No pudo ser…del todo. Que el realismo cívico arrinconara en el cuadrilátero del 14 F a la ensoñación secesionista, no pudo ser. Al menos, no pudo ser por K.O., pero sí por puntos. Ganó Salvador Illa y su discurso moderado y realista frente a la alienación independentista. Le faltaron aliados, más de un millón de ciudadanos desertaron del voto que anteriormente habían prestado a Ciudadanos o, más bien, hacía tiempo que el partido de Inés Arrimadas había abandonado su obligación con Cataluña. Nunca perdonaron, ese largo millón de ciudadanos desertores del voto y, tal vez, un poco asustados por la pandemia, que su jefa les abandonara en el Parlament para irse a pasear por la Carrera de San Jerónimo en Madrid. Las decisiones absurdas tienen un precio en política. Ciudadanos no había nacido para llenar la copa de la ambición personalista de un adolescente Rivera, como creo que le epitetó admonitariamente uno de los fundadores de Ciudadanos, el brillante académico y jurista Francesc de Carreras, sino para algo más modesto aunque también más necesario: servir de dique de contención al nacionalismo catalán. Ya es tarde.
De alguna manera, el liberalismo radical, como quiso terminar definiéndose el partido de Albert Rivera, y utilizo yo aquí el término ‘radical’ en el sentido de compromiso con la preocupación por la justicia social y las políticas de bienestar, tendrá que reinventarse, si quiere disputarle ese espacio al partido socialista, en un legítimo intento de consolidar, una vez más, una “tercera vía” entre izquierda y derecha en el espacio electoral de España, al estilo de lo que hiciera Tony Blair en Gran Bretaña años atrás, frente al conservadurismo neoliberal y frente al laborismo izquierdista, anacrónico en la era de la globalización y de la madurez cívica. Veremos.
El partido de Casado ha sido barrido del espectro político de Cataluña. La titubeante y sorprendente posición de su líder frente a la respuesta del Estado ante aquellos “dies irae” de la rebelión a las normas del Estado de Derecho, por parte de las masas secesionistas, ha entregado directamente sus doscientos mil votos al partido de Abascal.
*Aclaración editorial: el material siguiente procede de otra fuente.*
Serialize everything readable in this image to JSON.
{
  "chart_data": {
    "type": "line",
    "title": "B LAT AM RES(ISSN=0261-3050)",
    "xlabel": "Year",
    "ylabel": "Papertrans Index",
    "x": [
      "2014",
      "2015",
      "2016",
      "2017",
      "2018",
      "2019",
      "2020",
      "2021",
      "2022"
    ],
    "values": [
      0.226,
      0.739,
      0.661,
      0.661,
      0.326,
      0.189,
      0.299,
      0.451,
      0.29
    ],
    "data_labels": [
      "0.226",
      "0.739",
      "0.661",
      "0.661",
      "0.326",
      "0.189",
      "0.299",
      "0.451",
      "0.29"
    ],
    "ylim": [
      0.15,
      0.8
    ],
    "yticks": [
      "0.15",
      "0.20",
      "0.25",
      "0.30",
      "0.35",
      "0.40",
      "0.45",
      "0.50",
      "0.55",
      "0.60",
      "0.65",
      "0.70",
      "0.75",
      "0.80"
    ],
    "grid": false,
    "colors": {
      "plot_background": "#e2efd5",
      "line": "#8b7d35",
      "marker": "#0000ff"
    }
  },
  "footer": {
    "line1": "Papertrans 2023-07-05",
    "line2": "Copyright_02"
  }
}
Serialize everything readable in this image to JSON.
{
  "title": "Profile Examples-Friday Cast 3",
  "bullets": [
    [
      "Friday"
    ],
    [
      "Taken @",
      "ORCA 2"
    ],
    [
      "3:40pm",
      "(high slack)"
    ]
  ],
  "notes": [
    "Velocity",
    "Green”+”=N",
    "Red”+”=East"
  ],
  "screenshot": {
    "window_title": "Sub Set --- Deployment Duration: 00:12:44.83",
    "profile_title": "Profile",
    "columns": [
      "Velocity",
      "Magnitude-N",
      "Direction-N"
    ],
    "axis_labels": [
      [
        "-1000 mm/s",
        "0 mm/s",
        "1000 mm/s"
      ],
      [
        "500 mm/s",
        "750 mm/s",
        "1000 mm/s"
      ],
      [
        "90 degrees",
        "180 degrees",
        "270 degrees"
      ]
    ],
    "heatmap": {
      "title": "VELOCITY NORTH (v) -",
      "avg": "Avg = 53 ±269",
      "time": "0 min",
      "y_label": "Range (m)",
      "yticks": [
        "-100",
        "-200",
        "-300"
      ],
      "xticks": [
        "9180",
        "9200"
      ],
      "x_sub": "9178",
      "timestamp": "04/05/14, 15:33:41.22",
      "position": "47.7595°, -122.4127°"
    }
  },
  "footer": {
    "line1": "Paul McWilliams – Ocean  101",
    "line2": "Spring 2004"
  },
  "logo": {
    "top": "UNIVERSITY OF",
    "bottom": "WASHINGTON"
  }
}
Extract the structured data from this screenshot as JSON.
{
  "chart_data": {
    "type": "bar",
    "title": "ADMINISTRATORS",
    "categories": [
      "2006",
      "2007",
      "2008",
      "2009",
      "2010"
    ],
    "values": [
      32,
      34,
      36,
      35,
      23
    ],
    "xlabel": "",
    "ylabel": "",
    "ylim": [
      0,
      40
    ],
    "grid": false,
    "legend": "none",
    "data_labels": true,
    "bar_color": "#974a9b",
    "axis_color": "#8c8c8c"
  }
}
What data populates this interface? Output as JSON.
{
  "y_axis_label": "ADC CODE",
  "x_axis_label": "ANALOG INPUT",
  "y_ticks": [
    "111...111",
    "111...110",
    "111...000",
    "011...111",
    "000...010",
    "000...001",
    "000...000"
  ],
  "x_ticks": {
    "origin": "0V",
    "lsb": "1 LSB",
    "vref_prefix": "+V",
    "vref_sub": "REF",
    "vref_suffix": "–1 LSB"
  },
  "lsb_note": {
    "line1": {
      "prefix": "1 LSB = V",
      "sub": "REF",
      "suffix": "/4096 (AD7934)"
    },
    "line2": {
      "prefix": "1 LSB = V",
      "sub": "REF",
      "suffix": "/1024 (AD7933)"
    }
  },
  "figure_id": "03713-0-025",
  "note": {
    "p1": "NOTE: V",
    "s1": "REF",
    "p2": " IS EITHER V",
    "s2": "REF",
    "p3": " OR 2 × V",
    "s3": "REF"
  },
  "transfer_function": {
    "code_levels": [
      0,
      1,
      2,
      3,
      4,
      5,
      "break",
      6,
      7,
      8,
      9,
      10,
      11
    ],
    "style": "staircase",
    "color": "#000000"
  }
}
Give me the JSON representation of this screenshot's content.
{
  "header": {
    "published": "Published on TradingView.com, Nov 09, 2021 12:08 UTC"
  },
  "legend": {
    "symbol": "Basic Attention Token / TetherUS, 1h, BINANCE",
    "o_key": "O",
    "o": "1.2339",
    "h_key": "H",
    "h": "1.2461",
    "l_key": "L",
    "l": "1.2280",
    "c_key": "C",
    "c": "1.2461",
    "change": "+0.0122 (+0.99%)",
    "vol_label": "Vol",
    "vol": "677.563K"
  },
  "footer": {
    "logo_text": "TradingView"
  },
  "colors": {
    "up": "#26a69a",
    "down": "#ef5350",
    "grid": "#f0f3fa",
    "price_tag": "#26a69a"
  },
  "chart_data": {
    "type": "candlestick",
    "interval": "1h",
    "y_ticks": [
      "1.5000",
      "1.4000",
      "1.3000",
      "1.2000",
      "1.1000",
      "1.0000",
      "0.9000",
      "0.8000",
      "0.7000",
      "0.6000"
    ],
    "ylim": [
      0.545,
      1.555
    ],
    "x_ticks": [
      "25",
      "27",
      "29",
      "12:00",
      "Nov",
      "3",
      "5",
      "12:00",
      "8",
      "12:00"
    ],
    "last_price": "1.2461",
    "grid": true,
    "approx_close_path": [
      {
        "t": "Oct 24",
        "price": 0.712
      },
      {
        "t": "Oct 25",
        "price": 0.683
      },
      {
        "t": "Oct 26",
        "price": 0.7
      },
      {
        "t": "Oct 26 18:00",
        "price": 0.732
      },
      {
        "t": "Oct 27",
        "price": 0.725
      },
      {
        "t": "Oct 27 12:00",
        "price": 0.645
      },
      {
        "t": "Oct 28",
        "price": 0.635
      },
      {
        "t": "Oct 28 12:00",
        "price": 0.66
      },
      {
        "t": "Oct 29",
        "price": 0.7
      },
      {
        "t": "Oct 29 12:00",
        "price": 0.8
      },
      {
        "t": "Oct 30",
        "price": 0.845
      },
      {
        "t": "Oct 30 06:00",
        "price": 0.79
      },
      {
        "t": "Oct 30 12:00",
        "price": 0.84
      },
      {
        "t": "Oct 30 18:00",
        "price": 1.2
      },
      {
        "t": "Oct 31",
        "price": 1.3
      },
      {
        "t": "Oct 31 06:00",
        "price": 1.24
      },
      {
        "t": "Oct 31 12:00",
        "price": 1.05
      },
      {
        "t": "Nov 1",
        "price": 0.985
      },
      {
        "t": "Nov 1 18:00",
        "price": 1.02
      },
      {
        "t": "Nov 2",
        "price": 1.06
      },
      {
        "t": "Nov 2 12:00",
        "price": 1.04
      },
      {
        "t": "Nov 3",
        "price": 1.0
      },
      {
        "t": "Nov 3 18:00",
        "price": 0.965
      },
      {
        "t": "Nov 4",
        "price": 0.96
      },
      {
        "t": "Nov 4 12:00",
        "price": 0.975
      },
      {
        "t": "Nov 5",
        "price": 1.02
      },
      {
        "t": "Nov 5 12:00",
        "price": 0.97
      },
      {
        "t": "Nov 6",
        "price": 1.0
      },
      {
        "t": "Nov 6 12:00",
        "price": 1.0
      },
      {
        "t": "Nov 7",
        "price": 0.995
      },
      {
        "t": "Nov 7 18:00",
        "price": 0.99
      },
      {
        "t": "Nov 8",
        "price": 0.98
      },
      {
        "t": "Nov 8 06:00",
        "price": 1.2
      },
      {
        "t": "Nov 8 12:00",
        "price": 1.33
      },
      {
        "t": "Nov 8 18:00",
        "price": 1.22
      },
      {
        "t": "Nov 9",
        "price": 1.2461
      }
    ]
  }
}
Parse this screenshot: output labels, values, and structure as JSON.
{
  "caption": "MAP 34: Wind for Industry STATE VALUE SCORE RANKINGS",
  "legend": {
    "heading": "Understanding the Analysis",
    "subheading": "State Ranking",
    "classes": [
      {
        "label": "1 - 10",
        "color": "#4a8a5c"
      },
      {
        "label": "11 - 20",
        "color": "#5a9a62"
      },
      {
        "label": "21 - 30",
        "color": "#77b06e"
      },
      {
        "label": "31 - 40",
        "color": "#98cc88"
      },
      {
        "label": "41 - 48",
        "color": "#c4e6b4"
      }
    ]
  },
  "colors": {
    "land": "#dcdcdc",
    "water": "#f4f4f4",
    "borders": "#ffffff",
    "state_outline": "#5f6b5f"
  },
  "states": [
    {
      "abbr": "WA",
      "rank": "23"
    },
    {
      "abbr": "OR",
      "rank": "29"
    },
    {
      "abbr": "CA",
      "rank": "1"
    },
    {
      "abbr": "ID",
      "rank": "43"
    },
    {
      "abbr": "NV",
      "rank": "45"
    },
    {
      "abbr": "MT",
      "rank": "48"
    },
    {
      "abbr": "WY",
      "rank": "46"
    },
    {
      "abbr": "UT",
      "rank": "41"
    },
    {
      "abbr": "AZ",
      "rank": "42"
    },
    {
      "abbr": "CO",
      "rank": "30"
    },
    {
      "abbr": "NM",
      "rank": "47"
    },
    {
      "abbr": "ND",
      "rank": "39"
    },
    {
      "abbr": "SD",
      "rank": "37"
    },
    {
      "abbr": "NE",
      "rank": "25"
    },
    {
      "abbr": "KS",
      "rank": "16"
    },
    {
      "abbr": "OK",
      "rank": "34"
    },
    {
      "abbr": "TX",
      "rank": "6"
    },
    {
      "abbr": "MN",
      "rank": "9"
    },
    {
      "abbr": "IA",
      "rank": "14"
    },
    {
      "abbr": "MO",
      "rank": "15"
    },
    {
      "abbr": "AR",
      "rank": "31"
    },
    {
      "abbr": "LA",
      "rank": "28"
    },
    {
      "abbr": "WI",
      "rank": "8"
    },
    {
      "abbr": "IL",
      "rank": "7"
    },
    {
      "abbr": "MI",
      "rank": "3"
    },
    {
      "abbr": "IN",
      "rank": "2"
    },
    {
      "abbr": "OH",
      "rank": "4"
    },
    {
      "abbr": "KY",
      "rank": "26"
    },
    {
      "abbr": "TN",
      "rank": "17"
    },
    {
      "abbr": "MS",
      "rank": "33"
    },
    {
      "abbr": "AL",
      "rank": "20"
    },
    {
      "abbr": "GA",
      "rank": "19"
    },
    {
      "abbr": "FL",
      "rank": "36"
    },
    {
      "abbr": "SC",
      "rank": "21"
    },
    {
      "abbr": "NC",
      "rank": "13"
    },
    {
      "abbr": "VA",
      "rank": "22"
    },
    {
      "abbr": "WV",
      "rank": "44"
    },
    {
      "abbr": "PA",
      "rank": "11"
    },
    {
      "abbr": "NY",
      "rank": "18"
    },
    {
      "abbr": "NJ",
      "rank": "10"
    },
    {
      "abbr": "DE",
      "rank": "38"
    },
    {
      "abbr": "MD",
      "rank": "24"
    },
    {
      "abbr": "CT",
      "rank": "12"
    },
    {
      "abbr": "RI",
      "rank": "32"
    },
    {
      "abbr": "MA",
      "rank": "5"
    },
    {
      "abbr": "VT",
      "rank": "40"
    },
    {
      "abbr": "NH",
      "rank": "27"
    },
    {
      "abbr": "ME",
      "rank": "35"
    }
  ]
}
Es la firmeza de una posición, frente a la “derechita cobarde”, una vez más. Curiosidades de la terminología política, en Francia un fracaso electoral de este nivel ya estaría provocando la refundación de lo que aquí entendemos por ‘derecha’ y ellos llaman republicanismo. Reagrupación por la Répública, que llevó a la Presidencia de Francia al entonces alcalde de Neully-sur-Seine, tras la refundación del partido de Chirac, acosado por las acusaciones de corrupción. Ideas del país vecino para tomar buena nota de ello, país que, por cierto, también está experimentando en la persona del presidente Macron su particular tercera vía.
Decían los clásicos que opera habent sua fata, refiriéndose al incierto destino de las cosas y los acontecimientos, independientemente de la voluntad y las intenciones de los sujetos que las producen o protagonizan. La mayoría de los analistas políticos van a especular estos días con las intenciones del Maquiavelo de la Moncloa, el inteligente y pragmático politólogo Iván Redondo, que con tanto acierto suele asesorar a su cliente Pedro Sánchez, para llevarle, como gustaba hacer al florentino autor del Príncipe, por cualquier medio a su alcance, hasta el fin del éxito político como conquista o mantenimiento del poder. Que si PSC pactará su rendición en Cataluña ante ERC a cambio de su apoyo en Madrid, que si la zanahoria de los indultos a los condenados del procés permitirá el acercamiento de socialistas y republicanos de Cataluña para deshacerse, conjuntamente, de la peligrosa sombra del partido de Puigdemont… No sabemos.
Tal vez el destino, como suele ocurrir en ocasiones especialmente luminosas y críticas, explore salidas imprevistas e improbables. A veces sucede lo improbable. De momento, la presencia de un filósofo como Salvador Illa en la política nos recuerda el sueño político de Platón, que al menos los políticos se acerquen a la filosofía ya que nunca gobernarán en este mundo los más sabios y virtuosos. Brindemos, tras la elecciones del 14 F en Cataluña, ya que no por el mejor de los mundos posibles, al menos por un mundo un poco mejor en un contexto tan difícil y crítico, pues también podría ser, incluso a pesar de las intenciones y voluntades de los diferentes actores, a pesar de su respectiva preparación y limitaciones personales, que el protagonista de este insólito relato fuera capaz, por fin, de comenzar a disolver el hechizo de la ensoñación secesionista.